Gastric banding and sleeve gastrectomy are the main forms of bariatric operations offered in most centers. There is a difference in the manner in which each of them is performed but the effect is largely the same (both result in a significant reduction in the stomach volume). The main difference between them is that gastric banding can be reversed while sleeve gastrectomy cannot.
To perform gastric banding, a silicon band is put on the upper portion of the stomach (fundus). By compressing this part, the stomach is reduced to a small pouch that holds just about an ounce of food. An instrument known as a laparoscope makes it possible to conduct the operation with minimal access. The use of small incisions means that the resultant scars will not be prominent.
A long plastic tube connects the band to an accessible area under the skin. The role of the tube is to help regulate the compression exerted on the stomach by the tube which effectively increases or reduces its size. This is achieved by injecting or withdrawing a small amount of water (or saline) from the tube. When the saline is injected the size reduces, and when it is withdrawn the compression reduces and the stomach size increases.
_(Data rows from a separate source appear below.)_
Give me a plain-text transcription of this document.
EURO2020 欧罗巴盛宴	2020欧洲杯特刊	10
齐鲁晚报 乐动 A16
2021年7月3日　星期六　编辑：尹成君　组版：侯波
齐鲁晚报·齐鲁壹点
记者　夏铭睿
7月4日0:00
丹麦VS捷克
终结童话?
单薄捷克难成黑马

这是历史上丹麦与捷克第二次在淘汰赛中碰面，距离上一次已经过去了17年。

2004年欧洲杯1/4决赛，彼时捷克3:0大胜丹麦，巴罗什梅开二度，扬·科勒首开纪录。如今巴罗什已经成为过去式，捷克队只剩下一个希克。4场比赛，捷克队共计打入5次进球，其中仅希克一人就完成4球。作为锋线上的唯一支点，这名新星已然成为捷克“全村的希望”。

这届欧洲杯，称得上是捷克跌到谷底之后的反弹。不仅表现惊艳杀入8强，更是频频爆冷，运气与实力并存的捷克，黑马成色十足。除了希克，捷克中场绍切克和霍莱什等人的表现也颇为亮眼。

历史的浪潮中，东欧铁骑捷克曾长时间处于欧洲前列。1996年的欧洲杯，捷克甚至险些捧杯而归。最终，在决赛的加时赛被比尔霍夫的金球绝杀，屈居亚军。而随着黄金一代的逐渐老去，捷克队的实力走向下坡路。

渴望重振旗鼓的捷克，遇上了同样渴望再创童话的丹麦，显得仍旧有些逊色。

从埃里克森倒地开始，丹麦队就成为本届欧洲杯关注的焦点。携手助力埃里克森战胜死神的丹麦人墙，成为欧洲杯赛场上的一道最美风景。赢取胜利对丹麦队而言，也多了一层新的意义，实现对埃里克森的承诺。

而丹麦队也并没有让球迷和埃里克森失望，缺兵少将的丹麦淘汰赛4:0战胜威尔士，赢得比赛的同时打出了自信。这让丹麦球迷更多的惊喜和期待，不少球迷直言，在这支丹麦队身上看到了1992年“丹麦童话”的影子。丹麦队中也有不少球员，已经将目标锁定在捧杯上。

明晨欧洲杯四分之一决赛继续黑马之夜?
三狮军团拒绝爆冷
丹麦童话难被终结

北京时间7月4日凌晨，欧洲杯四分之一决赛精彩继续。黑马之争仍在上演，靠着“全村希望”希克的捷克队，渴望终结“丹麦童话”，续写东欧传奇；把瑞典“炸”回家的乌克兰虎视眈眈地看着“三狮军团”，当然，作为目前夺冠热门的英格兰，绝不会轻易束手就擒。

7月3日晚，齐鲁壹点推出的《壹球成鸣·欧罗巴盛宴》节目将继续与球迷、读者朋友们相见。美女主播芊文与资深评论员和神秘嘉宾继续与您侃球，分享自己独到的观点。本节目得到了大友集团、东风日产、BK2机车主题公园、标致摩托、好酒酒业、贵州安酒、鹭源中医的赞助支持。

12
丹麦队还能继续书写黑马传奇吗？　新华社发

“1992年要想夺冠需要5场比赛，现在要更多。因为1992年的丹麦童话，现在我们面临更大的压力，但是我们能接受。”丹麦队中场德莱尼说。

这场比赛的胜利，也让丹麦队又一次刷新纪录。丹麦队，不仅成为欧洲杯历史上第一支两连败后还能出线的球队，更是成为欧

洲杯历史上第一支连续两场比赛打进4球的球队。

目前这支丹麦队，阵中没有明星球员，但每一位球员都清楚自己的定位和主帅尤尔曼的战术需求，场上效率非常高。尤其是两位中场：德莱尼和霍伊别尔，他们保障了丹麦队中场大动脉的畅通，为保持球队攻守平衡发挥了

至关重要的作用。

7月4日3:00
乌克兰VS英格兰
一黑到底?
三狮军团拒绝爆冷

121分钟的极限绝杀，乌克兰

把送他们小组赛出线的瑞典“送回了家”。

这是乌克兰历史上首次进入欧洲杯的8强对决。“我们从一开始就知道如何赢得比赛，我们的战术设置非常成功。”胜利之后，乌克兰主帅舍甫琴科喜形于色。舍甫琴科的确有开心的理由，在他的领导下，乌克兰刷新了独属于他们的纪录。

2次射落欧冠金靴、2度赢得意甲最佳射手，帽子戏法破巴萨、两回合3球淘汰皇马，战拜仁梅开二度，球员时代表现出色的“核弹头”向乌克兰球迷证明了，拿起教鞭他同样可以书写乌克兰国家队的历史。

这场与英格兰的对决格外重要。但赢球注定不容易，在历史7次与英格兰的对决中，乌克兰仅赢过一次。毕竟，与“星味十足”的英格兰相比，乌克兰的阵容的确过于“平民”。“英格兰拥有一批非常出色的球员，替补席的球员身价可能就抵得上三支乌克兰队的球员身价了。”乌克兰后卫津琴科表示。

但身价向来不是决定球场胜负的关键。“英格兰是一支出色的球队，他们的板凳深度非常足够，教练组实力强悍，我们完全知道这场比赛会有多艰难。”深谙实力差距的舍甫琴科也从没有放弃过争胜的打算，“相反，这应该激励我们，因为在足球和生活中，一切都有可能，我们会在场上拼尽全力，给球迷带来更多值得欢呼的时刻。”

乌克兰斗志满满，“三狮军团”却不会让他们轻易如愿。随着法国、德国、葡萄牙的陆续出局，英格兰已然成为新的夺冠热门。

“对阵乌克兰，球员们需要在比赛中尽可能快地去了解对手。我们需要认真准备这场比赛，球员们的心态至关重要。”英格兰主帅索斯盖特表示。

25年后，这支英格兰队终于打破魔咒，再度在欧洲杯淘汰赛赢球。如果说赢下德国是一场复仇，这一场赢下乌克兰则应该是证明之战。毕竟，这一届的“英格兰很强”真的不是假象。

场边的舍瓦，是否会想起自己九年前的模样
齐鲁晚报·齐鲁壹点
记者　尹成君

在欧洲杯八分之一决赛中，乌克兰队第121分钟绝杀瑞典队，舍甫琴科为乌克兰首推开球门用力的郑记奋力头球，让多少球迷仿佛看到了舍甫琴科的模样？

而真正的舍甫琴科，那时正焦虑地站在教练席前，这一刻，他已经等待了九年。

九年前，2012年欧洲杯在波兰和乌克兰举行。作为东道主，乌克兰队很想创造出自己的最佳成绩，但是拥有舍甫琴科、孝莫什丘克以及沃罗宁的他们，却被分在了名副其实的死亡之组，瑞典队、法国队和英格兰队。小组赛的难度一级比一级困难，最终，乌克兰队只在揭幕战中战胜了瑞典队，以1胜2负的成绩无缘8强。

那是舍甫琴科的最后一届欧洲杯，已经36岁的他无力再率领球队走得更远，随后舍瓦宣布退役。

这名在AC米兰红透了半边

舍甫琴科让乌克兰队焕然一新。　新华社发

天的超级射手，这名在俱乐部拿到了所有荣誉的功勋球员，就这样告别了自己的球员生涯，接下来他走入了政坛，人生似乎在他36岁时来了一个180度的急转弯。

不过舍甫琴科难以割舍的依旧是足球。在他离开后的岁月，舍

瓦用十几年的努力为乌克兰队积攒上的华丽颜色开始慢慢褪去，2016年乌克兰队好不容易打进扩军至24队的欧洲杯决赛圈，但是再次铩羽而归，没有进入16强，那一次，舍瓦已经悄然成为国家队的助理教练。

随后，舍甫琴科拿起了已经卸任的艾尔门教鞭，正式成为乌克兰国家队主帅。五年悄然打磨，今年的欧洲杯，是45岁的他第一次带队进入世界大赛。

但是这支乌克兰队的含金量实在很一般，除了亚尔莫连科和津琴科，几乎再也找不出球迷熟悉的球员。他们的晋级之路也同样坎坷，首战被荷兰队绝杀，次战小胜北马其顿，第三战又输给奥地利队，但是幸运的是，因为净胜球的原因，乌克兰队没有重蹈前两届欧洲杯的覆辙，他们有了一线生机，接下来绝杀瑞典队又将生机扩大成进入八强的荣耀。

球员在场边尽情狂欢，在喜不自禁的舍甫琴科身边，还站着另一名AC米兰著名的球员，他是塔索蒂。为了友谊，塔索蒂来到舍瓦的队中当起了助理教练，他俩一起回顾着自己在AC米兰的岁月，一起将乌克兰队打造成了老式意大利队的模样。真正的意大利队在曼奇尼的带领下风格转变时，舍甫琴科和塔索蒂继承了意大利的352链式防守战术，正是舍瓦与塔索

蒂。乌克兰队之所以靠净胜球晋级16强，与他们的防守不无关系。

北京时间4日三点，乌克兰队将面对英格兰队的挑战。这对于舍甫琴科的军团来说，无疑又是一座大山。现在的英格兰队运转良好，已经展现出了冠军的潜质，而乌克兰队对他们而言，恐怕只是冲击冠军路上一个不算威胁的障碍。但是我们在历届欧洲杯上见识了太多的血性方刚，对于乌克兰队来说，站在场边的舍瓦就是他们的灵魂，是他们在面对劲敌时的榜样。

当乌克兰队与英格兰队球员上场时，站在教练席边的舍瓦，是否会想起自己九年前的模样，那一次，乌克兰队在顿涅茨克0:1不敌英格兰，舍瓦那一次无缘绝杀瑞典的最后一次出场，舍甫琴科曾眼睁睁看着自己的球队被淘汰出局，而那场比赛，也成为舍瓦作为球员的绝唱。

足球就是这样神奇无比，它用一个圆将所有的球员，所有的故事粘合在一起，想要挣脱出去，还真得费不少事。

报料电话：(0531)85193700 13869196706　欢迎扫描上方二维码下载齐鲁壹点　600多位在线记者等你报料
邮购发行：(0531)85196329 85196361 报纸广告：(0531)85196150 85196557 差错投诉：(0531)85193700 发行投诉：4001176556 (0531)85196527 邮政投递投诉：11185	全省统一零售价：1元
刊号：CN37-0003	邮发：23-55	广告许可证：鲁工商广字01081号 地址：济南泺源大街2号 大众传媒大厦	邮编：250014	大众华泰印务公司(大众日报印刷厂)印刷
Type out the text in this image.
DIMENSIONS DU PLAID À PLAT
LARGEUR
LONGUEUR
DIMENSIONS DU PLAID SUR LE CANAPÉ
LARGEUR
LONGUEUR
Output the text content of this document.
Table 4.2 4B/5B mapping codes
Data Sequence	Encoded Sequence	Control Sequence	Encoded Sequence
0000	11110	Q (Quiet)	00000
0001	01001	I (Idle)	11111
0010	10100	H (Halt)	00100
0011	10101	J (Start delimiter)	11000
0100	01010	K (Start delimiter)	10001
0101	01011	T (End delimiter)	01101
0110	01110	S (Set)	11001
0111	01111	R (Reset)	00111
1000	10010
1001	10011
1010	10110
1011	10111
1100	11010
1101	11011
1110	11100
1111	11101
There are a number of complications that may result from this operation. Those that are encountered most commonly include nausea, vomiting, aversion to food, bleeding and infections. Some of the symptoms can be relieved by adjusting the compression exerted by the band. Once the symptoms have subsided, the pressure can be increased gradually once more to reduce the stomach to the desired size.
Sleeve gastrectomy is a surgical operation involving resection of the stomach along its length. Between 75 and 80% is removed converting the organ into a tubular structure. Early satiety and reduced transit time in the stomach reduced the overall amount of nutrients absorbed. Side effects associated with this surgery are similar to those seen with the banding procedure.
Recovering from the operation takes just a few weeks. One can resume their regular diet after about two weeks. The results vary from one person to another due to a number of factors. These include the surgical technique used, the magnitude of the problem, complications and so on. To increase the chances of success, you will be well advised to adopt a change in lifestyle as well.